Case ID: pears_1/html/0322-01.html
Source: Caselaw Access Project
Author: {"author": "By the Court.", "license": "Public Domain", "url": "https://static.case.law/"}
Date Created: 2024-08-24T03:29:51.129683

Court of Common Pleas, Dauphin County,
    
    
      December 18th, 1857.
    The Commonwealth of Pennsylvania v. Wilson & McCullough.
    A miller, who purchases grain, grinds it into flour, and sells it, is a dealer, and must take out a mercantile license under the act of 22d April, 1846,
   By the Court.

The controversy in the jiresent case arises under section 11 of the act of 22d April, 1846, relative to mercantile taxes. We think that no great difficulty exists in the construction of the act as applicable to the facts admitted; but we have two decisions of the Supreme Court, which conflict in principle though not in words; the later does not overrule the former, yet combats it, and ultimately declares that it may be right enough under the circumstances of that case. In Berks County v. Bertolet (1 H. 522), millers carrying on business like the present defendants were held liable to taxation and the payment of a license fee, although they raised a portion of the grain ground in their mill on their own farm, and took other portions as tolls on the grain of customers. Yet as they sold it in different places, they were held not to be mechanics, but dealers. They bought to sell again. The present defendants purchase all the grain used in their mill, and make it into flour, which they sell in Philadelphia, New York, and Baltimore, and also to such customers in the neighborhood as bespeak it. Therefore, they can more strictly be considered dealers than Bertolet. In Norris & Brothers v. The Commonwealth (3 C. 494), it is held that manufacturers of locomotives, who -carry on a shop, and sell their commodities throughout the State or United States, are not dealers, although they purchase the materials from which the engines are made. They are decided .to be mechanics, and not subject to taxation; nor are they required to take out a license.
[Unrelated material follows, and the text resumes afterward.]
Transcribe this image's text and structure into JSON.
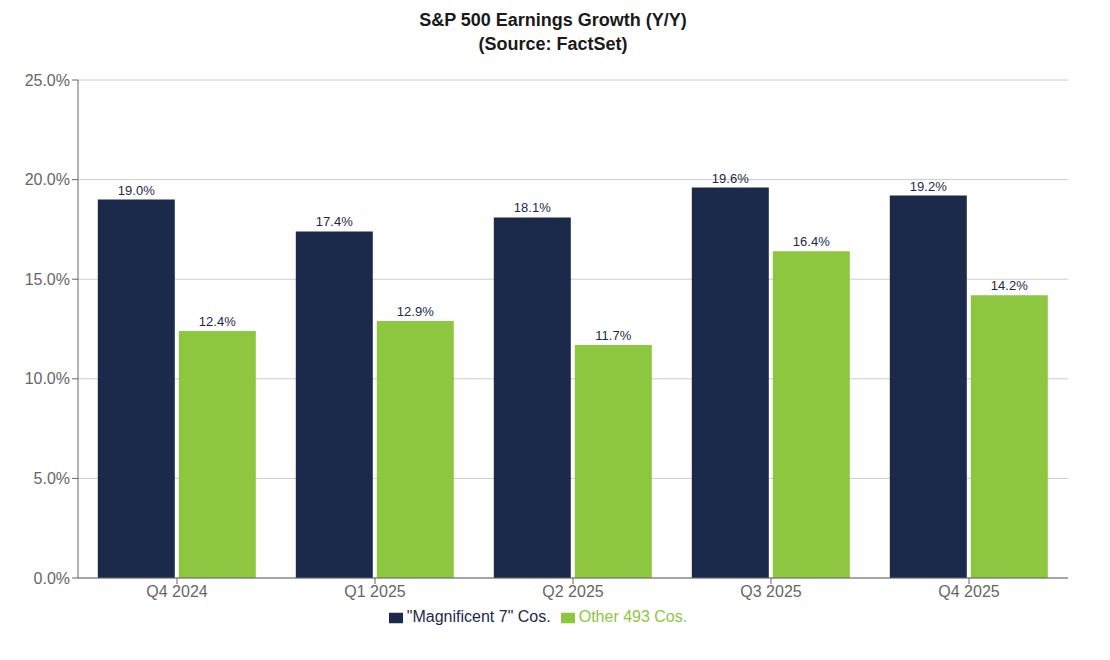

The only distinction, which wo are able to perceive, is that the one mainly makes his commodity by the labor of the hands, and the other by machinery —his mill. Both vend them, when manufactured, in the same way, and neither keeps a storehouse for the purpose.

As the first decision is more parallel with the one under consideration, we shall follow it, although it is evident that the court in the later case did not like the reasoning by which Judge Rogers arrived at the conclusion. It certainly has one quality to recommend it above the later decision; it produces equality of burdens, which is equity. And while we concede that the court cannot create a tax, where the legislature has not imposed it, yet, in construing a statute of doubtful meaning, it should be so interpreted as to divide the public burdens as equally as possible. We throw out of view the decision reported in 10 Legal Intelligencer, 122, which is too much like a mere verbal criticism; but on the case of Berks County v. Bertolet give judgment in favor of the plaintiff on the case stated.